The innovation center will host a CBRN virtual event in September in partnership with SOFWERX, an initiative founded in 2016 to facilitate cooperation with industry partners and Special Operations Command. The event will include a technology assessment to identify capabilities that could aid in the development of a next-generation CBRN mask.

Focus areas for the effort include reducing user burden, interoperability and an enhanced face seal.

During the event, individuals will be allotted one-on-one virtual sessions with SOCOM to pitch or demonstrate their solutions.

Other partners for the event include the Joint Program Executive Office for Chemical, Biological, Radiological and Nuclear Defense, the U.S. Army Combat Capabilities Development Command’s Chemical Biological Center, and the Defense Threat Reduction Agency.

Meanwhile, the hub has helped Global Strike Command discover a number of local businesses in the surrounding area that may be able to address its problem sets.

“People don’t think of Shreveport, Louisiana, as a hotbed of technology activities normally,” Senft noted. “But we’re finding out there are some great companies that we want to work with that we didn’t know about before. So it has already paid off.”

In the future, the hub will have a topics list to compare proposals presented by companies and members of industry to the command’s needs for compatibility purposes. At this point, the command does not plan to release its future needs list to the public, Senft said.

The STRIKEWERK facility will also be a place for airmen’s “ideas to become reality,” according to the command. It will give servicemembers access to experts, acquisition coaching, and engineering and technical support.

Andrew Hunter, director of the Defense-Industrial Initiatives Group at the Center for Strategic and International Studies, a Washington, D.C.-based think tank, said smaller scale Pentagon efforts to reach out to industry, such as STRIKEWERX, have shown to be effective.

“What we’ve seen today have been pretty discreet efforts to tackle clear problems … that really lend themselves to being solved with innovative software,” he said. “These organizations have proven a lot of utility in doing that and in doing it with a mixture of military folks with real coding skills themselves working on the problem, but also getting innovative solutions from industry and being able to combine those two capabilities.”

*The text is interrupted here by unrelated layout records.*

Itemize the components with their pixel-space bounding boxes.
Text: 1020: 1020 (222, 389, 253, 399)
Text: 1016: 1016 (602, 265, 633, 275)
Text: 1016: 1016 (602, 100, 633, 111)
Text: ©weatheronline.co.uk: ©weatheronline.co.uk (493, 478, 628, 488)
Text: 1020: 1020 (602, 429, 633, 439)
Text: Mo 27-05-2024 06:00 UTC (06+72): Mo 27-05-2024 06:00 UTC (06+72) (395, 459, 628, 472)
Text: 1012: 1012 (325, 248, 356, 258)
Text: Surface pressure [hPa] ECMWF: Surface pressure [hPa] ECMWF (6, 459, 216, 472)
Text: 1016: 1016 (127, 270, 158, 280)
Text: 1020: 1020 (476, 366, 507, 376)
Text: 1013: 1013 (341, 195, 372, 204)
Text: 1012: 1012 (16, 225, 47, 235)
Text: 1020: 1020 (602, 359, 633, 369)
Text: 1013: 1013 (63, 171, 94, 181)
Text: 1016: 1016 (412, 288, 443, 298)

There have been signs of success, said Hunter who previously led the Pentagon’s Joint Rapid Acquisition Cell.

“Initially what we heard is: ‘We just don’t know how to get access. We don’t know how to find out what the military needs. We can’t get through the contracting process,’” he said. That now seems to be changing in a positive way with the creation of organizations such as AFWERX, the Defense Innovation Unit and others.

The Defense Innovation Unit, also known as DIU, set up its headquarters in Silicon Valley in 2015 to try to help bridge the divide between the military and commercial tech hubs. It has since opened additional offices in Austin and Boston.

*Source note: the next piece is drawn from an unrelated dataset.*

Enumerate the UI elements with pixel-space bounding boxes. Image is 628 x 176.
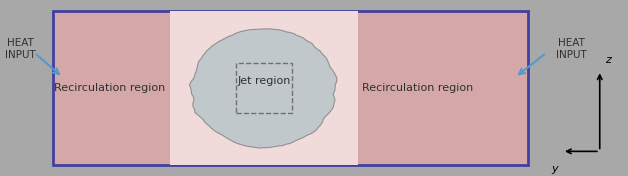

Through such initiatives, companies have been able to gain insights about the military’s requirements, how their products could be applicable, receive initial contracts and begin working with the Defense Department, Hunter said.

“There’s a lot of success in the fact that some of those problems that industry has long complained about — I wouldn’t say they’ve been totally solved forever — but a lot of progress has been made in solving them,” he said.

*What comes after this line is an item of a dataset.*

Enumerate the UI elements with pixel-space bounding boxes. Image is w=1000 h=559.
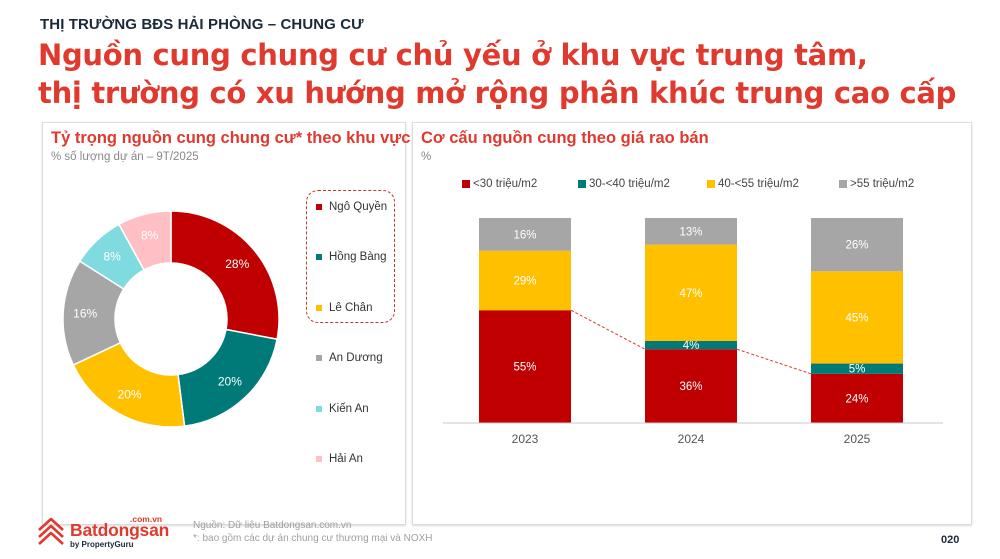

What many companies now struggle with is crossing over the Pentagon’s dreaded “Valley of Death” from the initial exploratory prototyping phase of a program to implementing their solutions and products on a larger scale across the military, he noted.

“It’s still proving challenging to get the follow-on contracts to those initial contracts,” he said.

One key piece of the equation for initiatives like STRIKEWERX to see positive results boils down to the hub’s business models for industry, Hunter said.

“One of my things that I’ve been focused on a lot lately is thinking about the business model for some of these innovative, especially software-oriented solutions, which is: How does the contractor profit in the near term and the long term?” he said. “Where does that profit incentive come to constantly innovate? Which is what we’re kind of asking industry to do.”